I hope they are not like other crabs in being exstreamly hard to breed in captivity.


----------



## spinnin_tom (Apr 20, 2011)

Baldpoodle said:


> I hope they are not like other crabs in being exstreamly hard to breed in captivity.


i completely agree mat 
it's not fair that we take take take, but give nothing back.
i think crabs are easy enough to breed, it's just that nearly all species need to give birth in brckish/salty water


----------



## Oderus (Nov 24, 2009)

spinnin_tom said:


> i completely agree mat
> it's not fair that we take take take, but give nothing back.
> *i think crabs are easy enough to breed*, it's just that nearly all species need to give birth in brckish/salty water


Only the crabs that no one wants sadly Tom


----------



## spinnin_tom (Apr 20, 2011)

Oderus said:


> Only the crabs that no one wants sadly Tom


what are you getting at here :whistling2:
red claws are easy to breed (so i've read) they just need to be in salt water since their babies are ass good as plankton to start. i think vampires give birth to live young, and have adapted to give birth in FW


----------



## alspider (Jul 19, 2009)

Baldpoodle said:


> reason I asked is because I find it quite disturbing to hear that an aparently endangered species is taken from its natural habbitate with hardly any hope to breed it.
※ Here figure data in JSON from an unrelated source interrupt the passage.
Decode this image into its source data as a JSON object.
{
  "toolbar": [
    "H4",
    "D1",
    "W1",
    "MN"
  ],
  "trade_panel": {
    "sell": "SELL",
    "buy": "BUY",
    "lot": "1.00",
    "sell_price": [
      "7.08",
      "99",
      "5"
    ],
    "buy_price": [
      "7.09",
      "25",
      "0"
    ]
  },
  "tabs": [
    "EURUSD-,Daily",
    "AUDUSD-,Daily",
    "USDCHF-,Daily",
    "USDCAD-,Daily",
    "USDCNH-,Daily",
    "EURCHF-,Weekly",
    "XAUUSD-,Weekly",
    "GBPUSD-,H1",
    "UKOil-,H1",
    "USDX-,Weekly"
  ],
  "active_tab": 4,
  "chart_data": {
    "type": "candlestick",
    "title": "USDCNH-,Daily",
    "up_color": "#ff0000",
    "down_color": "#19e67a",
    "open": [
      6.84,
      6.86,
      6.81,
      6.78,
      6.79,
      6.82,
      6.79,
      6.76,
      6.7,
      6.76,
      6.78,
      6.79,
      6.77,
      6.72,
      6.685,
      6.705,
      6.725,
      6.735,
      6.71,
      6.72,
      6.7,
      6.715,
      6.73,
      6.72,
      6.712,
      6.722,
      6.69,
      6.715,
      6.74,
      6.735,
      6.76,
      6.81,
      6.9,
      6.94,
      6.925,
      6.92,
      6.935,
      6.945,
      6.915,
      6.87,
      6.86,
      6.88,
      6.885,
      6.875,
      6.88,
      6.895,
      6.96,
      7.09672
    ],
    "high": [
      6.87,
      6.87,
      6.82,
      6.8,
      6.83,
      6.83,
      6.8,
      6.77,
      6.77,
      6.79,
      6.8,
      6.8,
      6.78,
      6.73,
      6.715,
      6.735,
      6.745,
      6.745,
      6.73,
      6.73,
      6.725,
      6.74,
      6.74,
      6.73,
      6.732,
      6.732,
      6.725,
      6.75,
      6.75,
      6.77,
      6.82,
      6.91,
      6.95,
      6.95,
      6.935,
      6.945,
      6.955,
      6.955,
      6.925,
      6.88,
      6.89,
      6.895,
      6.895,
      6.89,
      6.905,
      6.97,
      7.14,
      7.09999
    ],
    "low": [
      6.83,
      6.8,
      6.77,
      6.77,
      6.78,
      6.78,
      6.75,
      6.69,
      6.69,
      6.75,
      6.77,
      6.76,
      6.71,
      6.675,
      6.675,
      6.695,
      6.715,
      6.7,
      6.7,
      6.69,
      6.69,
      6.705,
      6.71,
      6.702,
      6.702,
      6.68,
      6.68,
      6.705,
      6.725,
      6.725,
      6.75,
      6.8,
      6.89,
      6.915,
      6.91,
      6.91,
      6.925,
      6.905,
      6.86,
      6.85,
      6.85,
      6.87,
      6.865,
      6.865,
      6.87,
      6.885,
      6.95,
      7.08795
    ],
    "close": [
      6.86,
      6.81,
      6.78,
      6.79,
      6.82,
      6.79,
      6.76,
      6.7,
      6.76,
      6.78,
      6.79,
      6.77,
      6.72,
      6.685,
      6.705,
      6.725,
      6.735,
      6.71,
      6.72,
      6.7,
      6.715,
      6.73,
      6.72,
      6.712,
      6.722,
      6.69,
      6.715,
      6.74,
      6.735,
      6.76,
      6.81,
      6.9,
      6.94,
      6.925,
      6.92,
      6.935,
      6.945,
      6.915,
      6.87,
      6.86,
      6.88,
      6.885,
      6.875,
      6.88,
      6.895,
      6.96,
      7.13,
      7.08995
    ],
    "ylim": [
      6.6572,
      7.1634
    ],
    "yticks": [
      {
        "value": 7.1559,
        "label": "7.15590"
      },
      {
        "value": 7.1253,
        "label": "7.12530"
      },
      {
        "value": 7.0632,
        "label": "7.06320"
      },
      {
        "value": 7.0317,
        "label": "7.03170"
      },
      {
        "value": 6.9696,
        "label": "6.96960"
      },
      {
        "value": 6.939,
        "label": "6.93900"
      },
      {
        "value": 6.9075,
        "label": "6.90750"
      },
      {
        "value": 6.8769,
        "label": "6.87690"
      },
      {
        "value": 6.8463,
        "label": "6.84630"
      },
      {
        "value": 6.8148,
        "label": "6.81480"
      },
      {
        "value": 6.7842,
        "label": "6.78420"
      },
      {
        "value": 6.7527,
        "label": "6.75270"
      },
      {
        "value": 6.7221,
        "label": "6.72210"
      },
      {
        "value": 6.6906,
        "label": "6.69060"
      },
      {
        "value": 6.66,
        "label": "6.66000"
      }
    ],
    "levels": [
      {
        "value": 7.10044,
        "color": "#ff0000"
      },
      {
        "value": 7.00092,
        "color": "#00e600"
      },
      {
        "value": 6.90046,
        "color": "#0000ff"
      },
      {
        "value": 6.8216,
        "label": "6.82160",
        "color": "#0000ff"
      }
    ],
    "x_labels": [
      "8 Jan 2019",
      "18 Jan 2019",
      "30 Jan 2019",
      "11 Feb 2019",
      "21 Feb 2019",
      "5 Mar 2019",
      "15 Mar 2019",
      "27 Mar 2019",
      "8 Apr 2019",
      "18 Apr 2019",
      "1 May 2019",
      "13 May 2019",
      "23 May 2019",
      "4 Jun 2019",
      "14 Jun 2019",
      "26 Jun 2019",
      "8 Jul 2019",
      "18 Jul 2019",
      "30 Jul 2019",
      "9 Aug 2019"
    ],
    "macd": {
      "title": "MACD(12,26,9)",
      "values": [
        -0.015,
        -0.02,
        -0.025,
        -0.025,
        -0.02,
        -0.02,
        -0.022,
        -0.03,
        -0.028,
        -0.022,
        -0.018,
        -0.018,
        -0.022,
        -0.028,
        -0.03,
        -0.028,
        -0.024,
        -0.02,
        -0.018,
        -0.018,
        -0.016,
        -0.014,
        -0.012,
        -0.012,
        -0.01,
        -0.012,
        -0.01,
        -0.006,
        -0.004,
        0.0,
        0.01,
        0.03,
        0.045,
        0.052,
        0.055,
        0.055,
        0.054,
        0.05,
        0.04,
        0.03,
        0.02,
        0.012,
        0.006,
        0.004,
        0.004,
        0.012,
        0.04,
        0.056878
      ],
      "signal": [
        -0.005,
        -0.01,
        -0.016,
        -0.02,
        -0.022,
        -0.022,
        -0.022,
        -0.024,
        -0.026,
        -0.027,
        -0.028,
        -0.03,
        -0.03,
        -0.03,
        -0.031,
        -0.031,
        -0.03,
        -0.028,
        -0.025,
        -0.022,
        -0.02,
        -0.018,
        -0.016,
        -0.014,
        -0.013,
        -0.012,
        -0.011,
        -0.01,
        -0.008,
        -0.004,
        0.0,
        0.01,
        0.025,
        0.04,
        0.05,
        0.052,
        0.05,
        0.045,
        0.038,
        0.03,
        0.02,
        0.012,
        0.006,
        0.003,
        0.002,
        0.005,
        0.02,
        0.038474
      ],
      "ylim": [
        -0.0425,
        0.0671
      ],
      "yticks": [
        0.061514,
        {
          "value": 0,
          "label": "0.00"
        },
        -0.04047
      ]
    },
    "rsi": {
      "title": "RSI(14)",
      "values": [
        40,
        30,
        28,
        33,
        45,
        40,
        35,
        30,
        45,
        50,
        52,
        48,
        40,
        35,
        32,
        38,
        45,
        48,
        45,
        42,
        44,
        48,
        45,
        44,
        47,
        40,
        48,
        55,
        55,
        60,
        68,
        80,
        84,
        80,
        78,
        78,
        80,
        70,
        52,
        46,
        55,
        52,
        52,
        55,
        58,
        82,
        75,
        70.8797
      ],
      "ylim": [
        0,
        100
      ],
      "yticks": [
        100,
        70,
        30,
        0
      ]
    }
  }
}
If only males were on sale I find this also rather grim in respects that there is absolutly no chance of propagateing the species any further.
> IMHO this is just as damageing as habitate destruction, as in the little habbitate they may be found in, they are now taken out of it to die in someones terrarium. As nice and intresting as they are I would avoid the buying of them on the grounds, that if they don't sell they may stand a chance of not being collected and have even a slight change to reproduce.
> 
> I hope they are not like other crabs in being exstreamly hard to breed in captivity.


i agree with this. when i bought the crab it was a spur of the moment thing and was a lack of research on my behalf.once back home i realised they were on the red list (lesson learnt for not researching) i had a look around to see if anyone was breeding them as i would have passed it on for breeding if it were to help get the numbers back up


----------